Experts have been predicting a major revaluation of the renminbi for years. The 2% increase against the dollar in 2005 was heralded as a baby step to be followed by many bigger ones. But in fact, it has been followed by more baby steps—4% annually in each of the last two years. Meanwhile, the US trade deficit with China has increased by 30%. In China, a more valuable renminbi would reduce inflationary pressures. Cheaper imports from the US would help directly, while a smaller trade surplus would ease the central bank’s task of keeping the money supply under control. In the US and eurozone, a big Chinese revaluation would quiet the increasingly loud voices of protectionism.
But China’s most pressing economic need is a steady supply of new jobs to employ the surplus labour force in the countryside. That is a more important challenge than improving consumer lifestyles—the main benefit from cheaper imports. And unemployment is a bigger threat to social order than inflation. So, a big revaluation, which could make many export-oriented factories uncompetitive, is seen as the greater of two evils. The desire for a relatively weak renminbi sits uneasily with another Chinese policy goal—to protect the value of the $1.5 trillion (Rs58.95 trillion) of foreign currency that a steady trade surplus has put into its coffers. Most of that money is held in dollars, which the Chinese, like other US creditors, consider to be a weak currency. But any attempt by China to diversify its reserves will push the dollar down.
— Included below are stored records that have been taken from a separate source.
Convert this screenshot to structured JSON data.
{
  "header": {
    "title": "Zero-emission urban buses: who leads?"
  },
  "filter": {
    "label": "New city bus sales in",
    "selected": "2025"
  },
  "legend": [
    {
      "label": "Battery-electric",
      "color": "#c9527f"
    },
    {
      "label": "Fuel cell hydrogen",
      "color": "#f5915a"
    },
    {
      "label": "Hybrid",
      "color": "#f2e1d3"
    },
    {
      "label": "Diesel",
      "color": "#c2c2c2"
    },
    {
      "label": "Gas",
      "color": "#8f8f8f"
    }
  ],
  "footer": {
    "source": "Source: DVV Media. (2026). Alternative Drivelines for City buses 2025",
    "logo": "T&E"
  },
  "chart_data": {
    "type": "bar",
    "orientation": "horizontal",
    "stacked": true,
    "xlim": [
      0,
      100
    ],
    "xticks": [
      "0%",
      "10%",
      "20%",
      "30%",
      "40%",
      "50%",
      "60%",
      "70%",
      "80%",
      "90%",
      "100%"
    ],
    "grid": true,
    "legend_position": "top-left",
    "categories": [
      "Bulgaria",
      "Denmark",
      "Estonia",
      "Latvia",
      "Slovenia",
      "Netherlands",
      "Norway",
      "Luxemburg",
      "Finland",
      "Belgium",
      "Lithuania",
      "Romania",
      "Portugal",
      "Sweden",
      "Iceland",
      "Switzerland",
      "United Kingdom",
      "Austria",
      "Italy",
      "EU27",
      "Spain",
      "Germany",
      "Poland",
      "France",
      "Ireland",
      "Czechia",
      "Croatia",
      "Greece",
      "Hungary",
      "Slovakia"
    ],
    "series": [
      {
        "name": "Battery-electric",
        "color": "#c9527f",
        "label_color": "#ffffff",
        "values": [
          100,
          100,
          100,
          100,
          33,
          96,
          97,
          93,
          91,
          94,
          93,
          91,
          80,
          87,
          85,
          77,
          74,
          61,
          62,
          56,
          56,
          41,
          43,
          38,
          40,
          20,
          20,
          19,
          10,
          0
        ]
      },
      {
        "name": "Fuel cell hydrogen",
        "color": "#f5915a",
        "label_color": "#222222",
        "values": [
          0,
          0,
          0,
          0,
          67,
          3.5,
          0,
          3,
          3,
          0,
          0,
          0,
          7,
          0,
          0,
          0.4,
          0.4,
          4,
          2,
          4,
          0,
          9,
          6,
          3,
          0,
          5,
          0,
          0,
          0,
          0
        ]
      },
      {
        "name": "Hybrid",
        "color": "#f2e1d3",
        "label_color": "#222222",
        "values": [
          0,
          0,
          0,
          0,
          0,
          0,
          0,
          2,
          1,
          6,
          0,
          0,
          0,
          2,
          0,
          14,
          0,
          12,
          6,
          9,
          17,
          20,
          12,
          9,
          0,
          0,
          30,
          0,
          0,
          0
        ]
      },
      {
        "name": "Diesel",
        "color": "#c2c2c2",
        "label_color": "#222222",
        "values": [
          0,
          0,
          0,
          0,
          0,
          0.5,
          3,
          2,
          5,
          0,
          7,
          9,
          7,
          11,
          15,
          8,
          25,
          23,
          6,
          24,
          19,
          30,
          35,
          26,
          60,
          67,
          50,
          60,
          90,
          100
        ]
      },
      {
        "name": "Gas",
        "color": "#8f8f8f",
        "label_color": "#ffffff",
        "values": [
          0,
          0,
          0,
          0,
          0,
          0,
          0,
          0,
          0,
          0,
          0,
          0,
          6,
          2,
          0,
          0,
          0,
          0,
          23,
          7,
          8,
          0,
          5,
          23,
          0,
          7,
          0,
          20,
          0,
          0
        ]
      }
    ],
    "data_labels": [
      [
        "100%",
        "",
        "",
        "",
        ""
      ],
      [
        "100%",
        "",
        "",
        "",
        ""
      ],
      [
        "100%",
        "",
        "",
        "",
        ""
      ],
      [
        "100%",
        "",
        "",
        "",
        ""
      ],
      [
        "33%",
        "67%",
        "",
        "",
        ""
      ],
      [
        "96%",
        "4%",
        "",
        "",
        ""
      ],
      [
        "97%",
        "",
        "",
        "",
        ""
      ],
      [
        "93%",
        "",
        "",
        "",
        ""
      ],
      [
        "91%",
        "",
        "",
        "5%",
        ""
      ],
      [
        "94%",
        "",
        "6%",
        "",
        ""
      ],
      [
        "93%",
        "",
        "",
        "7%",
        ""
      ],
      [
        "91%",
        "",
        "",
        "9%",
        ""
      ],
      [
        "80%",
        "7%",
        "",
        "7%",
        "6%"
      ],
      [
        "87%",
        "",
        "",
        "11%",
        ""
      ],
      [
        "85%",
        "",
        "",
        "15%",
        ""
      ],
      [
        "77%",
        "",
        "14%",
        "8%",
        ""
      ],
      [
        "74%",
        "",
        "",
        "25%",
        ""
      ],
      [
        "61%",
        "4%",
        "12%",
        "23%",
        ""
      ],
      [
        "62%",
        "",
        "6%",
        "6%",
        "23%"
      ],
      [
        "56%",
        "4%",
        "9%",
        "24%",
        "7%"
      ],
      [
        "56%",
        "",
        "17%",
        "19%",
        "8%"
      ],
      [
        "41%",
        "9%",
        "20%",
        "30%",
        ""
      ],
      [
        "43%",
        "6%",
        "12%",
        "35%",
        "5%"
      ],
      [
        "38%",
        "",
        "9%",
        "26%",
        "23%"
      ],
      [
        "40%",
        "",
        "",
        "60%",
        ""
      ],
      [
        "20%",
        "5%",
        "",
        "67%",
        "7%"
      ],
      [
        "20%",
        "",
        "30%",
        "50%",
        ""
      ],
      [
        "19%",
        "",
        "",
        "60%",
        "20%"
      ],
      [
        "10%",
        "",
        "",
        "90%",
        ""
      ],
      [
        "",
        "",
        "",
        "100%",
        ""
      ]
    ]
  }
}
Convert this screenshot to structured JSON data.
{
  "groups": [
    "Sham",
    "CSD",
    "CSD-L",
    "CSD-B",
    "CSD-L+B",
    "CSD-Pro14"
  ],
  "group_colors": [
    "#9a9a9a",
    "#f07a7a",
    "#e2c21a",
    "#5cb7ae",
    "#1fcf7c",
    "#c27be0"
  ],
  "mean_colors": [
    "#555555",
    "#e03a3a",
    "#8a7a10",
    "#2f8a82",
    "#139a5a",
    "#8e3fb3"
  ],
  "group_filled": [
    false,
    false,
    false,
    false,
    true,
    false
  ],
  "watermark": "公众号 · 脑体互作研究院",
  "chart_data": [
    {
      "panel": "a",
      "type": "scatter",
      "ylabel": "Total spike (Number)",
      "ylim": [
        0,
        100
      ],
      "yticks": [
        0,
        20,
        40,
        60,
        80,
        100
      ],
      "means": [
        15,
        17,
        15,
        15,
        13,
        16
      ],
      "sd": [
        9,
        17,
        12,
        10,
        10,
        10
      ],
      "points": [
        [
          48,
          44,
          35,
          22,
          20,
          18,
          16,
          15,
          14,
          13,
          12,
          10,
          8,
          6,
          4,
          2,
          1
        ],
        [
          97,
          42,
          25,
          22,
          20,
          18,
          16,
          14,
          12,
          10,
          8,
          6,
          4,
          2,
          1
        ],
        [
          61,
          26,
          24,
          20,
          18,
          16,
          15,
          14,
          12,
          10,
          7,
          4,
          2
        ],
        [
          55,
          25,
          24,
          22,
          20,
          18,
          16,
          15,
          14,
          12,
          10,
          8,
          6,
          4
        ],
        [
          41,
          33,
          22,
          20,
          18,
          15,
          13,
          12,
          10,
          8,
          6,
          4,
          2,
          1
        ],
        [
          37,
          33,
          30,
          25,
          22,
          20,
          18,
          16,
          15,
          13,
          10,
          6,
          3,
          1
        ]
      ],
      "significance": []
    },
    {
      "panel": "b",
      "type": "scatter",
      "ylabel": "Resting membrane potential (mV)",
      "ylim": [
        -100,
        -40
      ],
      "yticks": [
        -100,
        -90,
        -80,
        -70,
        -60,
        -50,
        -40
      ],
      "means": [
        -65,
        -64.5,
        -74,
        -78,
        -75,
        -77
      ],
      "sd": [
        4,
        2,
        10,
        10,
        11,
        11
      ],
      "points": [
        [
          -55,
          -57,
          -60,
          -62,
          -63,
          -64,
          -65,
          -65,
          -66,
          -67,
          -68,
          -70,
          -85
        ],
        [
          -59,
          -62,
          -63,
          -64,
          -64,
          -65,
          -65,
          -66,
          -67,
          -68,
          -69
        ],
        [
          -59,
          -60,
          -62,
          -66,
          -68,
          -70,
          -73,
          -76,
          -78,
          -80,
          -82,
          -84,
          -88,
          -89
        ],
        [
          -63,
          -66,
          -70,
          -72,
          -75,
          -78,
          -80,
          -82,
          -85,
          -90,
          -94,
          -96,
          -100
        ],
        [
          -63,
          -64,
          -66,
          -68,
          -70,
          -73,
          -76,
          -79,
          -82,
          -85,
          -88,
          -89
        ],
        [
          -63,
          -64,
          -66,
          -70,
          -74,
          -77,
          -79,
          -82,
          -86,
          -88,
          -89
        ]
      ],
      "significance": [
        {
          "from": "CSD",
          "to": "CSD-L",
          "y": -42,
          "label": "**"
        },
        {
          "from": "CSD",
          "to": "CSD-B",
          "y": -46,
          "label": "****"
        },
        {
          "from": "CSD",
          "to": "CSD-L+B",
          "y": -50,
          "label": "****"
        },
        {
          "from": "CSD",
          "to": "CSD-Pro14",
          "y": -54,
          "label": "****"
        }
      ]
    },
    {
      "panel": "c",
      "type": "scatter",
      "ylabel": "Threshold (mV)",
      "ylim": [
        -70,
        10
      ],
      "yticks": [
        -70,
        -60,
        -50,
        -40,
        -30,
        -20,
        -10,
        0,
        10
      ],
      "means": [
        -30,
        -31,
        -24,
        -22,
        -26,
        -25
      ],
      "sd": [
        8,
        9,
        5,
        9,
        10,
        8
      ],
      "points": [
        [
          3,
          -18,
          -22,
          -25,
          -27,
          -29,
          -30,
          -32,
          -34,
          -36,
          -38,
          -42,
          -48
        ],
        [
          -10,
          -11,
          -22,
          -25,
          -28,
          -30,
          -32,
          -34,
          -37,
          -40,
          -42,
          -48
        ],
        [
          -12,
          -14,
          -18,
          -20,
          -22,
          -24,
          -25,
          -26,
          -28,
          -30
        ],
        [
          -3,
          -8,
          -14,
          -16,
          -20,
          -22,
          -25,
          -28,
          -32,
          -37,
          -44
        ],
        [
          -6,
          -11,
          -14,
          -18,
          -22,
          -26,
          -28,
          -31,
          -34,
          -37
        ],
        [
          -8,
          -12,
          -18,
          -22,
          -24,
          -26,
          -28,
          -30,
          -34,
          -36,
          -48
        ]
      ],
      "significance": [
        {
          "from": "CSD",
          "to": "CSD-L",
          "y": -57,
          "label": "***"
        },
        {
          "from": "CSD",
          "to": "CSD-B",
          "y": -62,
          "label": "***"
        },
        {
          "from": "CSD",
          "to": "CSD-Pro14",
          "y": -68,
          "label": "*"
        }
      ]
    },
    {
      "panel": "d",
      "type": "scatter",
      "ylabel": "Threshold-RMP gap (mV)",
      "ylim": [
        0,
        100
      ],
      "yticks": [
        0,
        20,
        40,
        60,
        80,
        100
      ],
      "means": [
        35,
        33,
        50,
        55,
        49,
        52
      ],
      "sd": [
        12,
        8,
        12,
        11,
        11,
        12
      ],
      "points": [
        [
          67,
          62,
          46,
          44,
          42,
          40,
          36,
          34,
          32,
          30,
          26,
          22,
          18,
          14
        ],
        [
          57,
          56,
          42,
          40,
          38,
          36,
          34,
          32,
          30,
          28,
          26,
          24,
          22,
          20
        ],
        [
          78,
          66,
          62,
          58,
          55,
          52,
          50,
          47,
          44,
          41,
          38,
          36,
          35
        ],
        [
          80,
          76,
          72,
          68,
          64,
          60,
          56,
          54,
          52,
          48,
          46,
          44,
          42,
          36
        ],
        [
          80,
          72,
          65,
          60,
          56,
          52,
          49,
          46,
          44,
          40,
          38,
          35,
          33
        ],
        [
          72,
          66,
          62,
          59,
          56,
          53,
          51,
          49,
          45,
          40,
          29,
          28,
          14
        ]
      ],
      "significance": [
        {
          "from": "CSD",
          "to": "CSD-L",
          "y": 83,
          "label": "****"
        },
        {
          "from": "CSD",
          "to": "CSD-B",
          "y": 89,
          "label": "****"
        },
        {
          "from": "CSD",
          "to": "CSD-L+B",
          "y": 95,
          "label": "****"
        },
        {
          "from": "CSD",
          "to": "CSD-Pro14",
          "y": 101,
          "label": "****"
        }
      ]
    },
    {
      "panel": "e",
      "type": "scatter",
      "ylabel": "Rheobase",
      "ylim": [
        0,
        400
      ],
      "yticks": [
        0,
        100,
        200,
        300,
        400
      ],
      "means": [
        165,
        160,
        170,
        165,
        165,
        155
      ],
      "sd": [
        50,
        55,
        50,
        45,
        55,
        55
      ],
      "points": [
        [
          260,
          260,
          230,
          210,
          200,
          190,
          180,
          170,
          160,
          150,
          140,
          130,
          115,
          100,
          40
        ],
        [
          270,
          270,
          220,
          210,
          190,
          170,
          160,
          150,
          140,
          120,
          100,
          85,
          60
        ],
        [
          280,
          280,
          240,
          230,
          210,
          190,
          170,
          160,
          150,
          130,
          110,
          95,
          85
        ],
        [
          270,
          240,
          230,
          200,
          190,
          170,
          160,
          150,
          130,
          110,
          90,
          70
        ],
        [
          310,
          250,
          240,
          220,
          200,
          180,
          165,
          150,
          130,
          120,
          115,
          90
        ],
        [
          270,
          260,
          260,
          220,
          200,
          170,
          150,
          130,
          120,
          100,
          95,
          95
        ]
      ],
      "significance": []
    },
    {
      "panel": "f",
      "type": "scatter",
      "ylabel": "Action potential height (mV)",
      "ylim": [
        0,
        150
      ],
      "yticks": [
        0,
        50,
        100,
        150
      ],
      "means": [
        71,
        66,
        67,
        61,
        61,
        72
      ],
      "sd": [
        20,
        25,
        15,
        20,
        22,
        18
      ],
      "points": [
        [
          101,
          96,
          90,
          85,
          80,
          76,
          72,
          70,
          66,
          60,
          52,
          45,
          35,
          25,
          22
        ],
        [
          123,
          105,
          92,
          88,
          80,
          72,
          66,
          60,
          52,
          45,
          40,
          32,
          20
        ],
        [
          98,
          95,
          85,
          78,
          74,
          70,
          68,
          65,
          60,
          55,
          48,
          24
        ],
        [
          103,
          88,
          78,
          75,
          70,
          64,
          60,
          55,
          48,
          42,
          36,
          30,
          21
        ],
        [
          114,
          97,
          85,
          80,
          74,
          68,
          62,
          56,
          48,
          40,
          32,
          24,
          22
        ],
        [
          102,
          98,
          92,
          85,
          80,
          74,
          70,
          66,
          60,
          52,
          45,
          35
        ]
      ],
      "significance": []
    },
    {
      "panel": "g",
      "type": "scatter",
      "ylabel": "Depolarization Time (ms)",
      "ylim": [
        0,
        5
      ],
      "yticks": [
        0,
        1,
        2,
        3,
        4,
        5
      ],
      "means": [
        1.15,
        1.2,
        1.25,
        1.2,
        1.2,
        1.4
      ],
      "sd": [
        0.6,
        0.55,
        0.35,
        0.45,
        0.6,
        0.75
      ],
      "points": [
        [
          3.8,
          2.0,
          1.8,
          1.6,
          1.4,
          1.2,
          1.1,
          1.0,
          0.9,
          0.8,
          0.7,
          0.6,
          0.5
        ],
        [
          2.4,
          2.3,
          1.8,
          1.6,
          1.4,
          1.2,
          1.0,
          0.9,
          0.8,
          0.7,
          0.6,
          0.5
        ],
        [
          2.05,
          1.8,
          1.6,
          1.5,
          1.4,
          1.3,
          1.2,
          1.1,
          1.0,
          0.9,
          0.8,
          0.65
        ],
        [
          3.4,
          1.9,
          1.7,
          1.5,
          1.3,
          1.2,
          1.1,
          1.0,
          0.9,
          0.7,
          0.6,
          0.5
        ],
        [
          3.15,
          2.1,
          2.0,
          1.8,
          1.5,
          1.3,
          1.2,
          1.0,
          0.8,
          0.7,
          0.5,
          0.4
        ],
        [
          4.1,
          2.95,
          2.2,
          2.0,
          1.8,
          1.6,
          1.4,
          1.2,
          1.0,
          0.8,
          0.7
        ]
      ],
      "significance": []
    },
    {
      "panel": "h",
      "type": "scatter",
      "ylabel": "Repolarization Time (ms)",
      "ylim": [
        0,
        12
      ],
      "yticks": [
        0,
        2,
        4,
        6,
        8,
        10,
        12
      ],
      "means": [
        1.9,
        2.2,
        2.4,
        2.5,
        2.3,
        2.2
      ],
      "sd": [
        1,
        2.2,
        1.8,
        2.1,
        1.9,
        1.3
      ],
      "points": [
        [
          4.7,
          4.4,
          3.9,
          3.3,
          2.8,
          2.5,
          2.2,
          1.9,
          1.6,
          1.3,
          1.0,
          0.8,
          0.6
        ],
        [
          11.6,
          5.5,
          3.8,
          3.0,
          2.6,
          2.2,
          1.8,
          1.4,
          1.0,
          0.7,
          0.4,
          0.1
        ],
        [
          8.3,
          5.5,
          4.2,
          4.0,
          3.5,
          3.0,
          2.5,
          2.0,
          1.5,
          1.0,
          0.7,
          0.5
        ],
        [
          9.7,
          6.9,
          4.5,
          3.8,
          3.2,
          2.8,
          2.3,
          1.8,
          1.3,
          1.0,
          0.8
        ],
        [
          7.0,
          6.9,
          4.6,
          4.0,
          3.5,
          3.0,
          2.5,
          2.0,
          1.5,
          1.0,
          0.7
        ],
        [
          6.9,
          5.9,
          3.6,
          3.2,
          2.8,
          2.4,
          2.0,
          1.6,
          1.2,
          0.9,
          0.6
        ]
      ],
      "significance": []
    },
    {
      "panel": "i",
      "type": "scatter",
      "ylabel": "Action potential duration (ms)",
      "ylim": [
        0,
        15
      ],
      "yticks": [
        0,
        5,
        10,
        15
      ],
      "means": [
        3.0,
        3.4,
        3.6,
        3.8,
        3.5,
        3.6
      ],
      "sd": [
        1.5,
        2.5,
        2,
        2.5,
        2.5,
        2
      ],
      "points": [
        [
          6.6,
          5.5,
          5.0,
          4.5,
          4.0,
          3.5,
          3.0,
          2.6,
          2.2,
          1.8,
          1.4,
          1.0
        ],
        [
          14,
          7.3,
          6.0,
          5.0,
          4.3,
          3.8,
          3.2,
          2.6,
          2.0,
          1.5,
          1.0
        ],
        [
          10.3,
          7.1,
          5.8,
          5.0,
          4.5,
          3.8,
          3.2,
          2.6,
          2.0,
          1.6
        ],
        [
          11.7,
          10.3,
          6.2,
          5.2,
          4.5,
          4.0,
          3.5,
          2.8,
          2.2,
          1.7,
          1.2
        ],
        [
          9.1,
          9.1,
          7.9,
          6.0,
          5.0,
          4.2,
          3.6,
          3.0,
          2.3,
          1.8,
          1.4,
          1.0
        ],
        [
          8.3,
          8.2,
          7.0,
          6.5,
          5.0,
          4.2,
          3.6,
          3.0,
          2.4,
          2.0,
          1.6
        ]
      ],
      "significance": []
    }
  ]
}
But not necessarily against the renminbi. For every sale of a dollar-denominated security, there must be a corresponding purchase in some other currency. The most plausible alternative is the euro. That process helped push the euro up against the renminbi in 2007, leading to increasingly loud complaints from the eurozone. Another increase and more complaints are likely in 2008. The risk is that Europeans move from complaints to protectionism. But if they are sensible, they will push for a longer-term solution. The euro’s problem springs from the current global currency system, in which some big trading nations fix the value of their currencies and others allow a free float. It becomes even more liable to topple into chaos when some countries run big trade surpluses and others big deficits. The Chinese, Europeans and Americans could all agree rapid changes in currency values are a threat to everyone’s prosperity. In the past, such thinking inspired the world’s big trading countries to set up more orderly systems for managing foreign exchange (forex)—the gold standard before World War I, the Bretton Woods agreement after World War II and the Plaza Accord arrangements in the 1980s. Perhaps it is time for a new currency accord.